Education again!

In the UK, the Education Secretary Michael Gove has used the work of Daniel Willingham, a cognitive psychologist at the University of Virginia, work that included laboratory findings about the way people learn into a book, 'Why Don't Children Like School?'. Gove describes Willingham's ideas as "quite brilliant" and has picked out a central argument in his work, where he says that it is pointless to teach children concepts such as critical thinking and analysis until they have sufficient grasp of the basic facts of a subject, something best achieved by repeated rote teaching and learning. Willingham, however, warned that there was a danger in relying too heavily on evaluations, testing and ultimately on examinations.

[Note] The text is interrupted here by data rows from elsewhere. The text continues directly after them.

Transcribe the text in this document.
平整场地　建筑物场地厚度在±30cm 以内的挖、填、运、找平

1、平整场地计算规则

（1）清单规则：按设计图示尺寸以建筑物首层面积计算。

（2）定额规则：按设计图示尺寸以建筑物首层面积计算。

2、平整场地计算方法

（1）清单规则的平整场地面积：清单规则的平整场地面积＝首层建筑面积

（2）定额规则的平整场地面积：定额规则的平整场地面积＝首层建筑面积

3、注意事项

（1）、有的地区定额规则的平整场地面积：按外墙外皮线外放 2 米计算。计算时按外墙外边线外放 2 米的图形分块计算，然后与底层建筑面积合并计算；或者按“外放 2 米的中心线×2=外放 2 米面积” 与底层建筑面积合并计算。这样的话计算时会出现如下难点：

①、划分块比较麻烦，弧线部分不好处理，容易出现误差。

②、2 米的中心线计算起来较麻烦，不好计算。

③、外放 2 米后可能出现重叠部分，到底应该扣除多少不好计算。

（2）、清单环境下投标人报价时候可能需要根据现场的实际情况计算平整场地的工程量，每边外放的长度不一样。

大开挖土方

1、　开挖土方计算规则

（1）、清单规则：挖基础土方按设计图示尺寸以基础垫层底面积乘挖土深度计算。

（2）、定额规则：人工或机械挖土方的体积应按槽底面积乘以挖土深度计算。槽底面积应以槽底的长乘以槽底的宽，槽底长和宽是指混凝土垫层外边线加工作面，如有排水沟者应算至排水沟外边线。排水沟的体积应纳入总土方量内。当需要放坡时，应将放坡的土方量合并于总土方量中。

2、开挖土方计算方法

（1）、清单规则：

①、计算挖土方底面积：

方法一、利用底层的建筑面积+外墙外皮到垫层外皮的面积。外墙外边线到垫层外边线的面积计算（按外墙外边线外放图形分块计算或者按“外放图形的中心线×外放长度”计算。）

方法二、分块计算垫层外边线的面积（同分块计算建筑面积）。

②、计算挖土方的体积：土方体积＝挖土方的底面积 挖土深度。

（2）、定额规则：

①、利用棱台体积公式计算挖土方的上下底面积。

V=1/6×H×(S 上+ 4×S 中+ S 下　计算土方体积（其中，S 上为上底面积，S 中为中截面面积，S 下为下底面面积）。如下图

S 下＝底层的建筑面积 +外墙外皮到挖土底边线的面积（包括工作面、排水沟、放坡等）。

That all seems too familiar, it is the French system described beautifully in a nutshell. It is what I experienced before children were allowed to think in the UK in the 1960s when I left school. In my time I saw people follow me to university who were far more able to think than I had been. I had the advantage of an eidetic memory, perfectly suited to rote learning and exam passing, therefore spent my three years as an undergraduate learning to think which I needed for postgraduate work. Later students came along who were superb to teach because of how they discussed things with an analytical and critical mind. Now that is to be stolen from them again in England and Wales! However, it appears always to have been that way in France and now it is costing the country dearly in terms of the type of intellectual mind that is innovative and enterprising in the contemporary world.


For our children it certainly narrows choices. Large parts of the USA has already gone back to rote learning, large parts of the UK are about to do so, several other European countries are too much dependent on it, so it is not a question of where we send our children if France does not meet the standards we prefer for them. The stress and strain of examinations year in, year out will be predominant and sadly the generation coming into exam age is going to be driven into the exam only corner. 'Why Don't Children Like School?' also looks at children who are easily bored by rote learning and arguments for less rather than more testing, evaluating and examining. Hollande has promised to look at French education. Will his government grasp the issue and do something to inject more creativity and incentive to excel into schools so that the best of the best emerge naturally rather than being picked out by their results? Perhaps I expect too much, but hope remains for all of that.